Can Good Conduct Equal Early Release from Federal Prison?

Compassionate Release Examples

United States v. Tinker, 2021 U.S. Dist. LEXIS 59628

Good Conduct Early Release. Those are words only heard together in the movies… until now. Take the case of Alan Tinker:

Alan Charles Tinker has been in custody for his concurrent state and federal sentences for 122 months or over a period of 10 years. His sentences were due to alleged conspiracy to distribute fifty grams or more of methamphetamine, transportation of methamphetamine, and possession of methamphetamine for sale. With a previously projected release date of June 29, 2025, Tinker was granted compassionate release by the court.

At the age of 67, Tinker is at increased risk of hospitalization or death if he were to contract COVID-19; according to the Centers for Disease Control 8 out of 10 deaths from COVID-19 reported in the United States have been in adults 65 years and older.

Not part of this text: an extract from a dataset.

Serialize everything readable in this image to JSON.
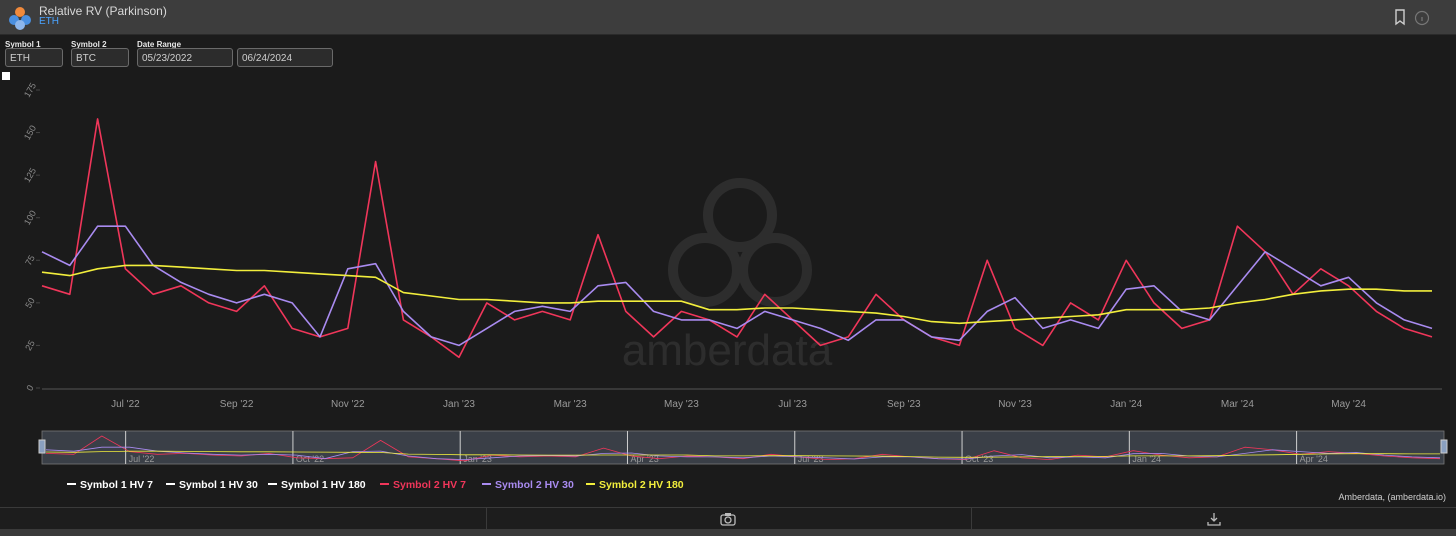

Tinker lives with multiple health conditions, including: chronic obstructive pulmonary disease;  a bundle branch block on the left side of his heart; Stage 3 Hepatitis C; a 70-millimeter lesion on his liver;  a torn rotator cuff; swelling in his legs below the knee, causing numbness and allowing him to stand for only 15 minutes; hypertension; hypothyroidism; arthritis; and depression. In addition, a medical report following a January 13, 2020 MRI examination indicates that the MRI findings are “suggestive of small vessel disease.” The court acknowledges that being over 60 years old with COPD qualifies as “extraordinary and compelling reasons” for compassionate release.

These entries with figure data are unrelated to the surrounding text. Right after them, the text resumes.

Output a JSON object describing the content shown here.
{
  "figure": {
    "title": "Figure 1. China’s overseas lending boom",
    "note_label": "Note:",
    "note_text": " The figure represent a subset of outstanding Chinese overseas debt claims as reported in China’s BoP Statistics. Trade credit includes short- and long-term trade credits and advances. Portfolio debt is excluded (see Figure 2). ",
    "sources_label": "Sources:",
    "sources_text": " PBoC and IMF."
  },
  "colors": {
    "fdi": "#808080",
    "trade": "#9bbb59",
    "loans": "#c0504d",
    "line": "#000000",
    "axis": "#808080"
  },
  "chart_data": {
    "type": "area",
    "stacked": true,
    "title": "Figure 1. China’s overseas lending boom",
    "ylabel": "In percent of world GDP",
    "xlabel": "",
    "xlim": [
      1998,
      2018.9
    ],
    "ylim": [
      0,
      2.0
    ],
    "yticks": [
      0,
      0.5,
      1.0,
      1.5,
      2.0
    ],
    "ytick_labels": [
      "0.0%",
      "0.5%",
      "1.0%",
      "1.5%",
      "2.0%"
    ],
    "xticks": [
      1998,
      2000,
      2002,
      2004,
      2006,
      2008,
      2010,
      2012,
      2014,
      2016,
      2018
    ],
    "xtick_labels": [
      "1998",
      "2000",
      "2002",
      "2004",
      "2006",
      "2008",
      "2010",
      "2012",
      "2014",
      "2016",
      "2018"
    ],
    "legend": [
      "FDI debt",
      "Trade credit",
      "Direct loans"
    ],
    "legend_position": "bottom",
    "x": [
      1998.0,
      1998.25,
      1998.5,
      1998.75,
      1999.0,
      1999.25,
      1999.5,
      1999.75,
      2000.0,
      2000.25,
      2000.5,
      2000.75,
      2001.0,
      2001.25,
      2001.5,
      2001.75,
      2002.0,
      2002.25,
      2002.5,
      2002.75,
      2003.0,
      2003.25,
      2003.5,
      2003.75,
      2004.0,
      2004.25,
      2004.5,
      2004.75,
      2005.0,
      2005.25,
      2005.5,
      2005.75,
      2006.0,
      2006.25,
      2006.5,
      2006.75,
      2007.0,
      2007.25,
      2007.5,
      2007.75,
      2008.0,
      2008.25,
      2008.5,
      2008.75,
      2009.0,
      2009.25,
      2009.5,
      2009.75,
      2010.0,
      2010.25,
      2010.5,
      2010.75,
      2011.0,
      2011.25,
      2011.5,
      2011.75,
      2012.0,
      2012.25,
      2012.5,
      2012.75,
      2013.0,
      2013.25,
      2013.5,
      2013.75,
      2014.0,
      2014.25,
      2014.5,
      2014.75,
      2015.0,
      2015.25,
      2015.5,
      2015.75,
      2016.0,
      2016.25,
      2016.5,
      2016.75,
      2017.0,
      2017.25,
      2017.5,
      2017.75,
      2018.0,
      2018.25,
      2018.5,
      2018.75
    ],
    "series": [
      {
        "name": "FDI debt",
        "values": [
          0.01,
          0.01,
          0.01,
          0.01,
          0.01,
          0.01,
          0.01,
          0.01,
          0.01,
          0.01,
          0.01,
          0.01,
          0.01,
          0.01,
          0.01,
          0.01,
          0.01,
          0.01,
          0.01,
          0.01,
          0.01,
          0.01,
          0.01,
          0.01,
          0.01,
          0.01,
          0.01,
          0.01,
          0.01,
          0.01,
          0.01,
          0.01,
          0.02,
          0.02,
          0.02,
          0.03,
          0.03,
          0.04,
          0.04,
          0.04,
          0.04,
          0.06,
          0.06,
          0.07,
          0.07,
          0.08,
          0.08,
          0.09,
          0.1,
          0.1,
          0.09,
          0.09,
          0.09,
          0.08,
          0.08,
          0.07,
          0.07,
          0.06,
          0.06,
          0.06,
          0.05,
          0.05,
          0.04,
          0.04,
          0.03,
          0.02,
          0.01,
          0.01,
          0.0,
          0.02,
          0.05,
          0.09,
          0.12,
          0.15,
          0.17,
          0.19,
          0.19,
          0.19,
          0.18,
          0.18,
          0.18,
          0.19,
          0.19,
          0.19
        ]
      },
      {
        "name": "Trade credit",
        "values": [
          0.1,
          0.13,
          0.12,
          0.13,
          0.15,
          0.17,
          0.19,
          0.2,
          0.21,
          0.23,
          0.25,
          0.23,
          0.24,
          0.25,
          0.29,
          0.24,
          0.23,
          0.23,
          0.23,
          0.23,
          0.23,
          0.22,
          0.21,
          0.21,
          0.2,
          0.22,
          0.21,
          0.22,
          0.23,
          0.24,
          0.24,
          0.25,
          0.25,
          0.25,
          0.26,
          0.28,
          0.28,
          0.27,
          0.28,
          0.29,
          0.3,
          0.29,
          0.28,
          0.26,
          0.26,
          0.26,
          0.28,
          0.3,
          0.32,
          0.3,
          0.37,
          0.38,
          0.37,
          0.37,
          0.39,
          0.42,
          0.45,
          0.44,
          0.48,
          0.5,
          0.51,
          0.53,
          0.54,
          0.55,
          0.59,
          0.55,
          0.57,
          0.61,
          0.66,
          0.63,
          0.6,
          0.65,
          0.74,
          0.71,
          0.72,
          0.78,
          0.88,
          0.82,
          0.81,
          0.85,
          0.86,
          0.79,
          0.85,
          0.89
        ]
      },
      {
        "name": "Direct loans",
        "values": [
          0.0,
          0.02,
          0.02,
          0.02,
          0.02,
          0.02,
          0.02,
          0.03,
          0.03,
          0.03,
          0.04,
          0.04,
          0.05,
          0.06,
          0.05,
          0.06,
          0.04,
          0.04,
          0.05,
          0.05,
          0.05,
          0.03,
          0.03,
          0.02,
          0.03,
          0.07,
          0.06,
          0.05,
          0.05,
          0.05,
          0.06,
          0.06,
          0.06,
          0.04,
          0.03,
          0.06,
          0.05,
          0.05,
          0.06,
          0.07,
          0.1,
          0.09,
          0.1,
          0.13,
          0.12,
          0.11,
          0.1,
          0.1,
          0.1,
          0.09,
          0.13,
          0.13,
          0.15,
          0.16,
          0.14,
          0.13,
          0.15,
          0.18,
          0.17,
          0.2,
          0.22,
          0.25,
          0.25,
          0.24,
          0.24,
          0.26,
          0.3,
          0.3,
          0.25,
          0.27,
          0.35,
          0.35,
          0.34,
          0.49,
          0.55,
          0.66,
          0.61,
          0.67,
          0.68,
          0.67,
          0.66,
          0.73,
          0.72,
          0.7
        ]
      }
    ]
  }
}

On the one hand, Tinker’s criminal history is serious and demonstrates that he’s struggled with a  longstanding drug addiction, something which Tinker acknowledges to be true. However he has remained sober for the last ten years, a fact that is not disputed by the government. Additionally, the government noted his good conduct in federal prison for nearly a decade.

Tinker will be released into the custody of the United States Immigration and Customs Enforcement (“ICE”) but will not be deported, due to his pending application for certificate of citizenship with US Customs and Immigration Services. Compassionate release was granted with release occurring as soon as Tinker completes quarantine.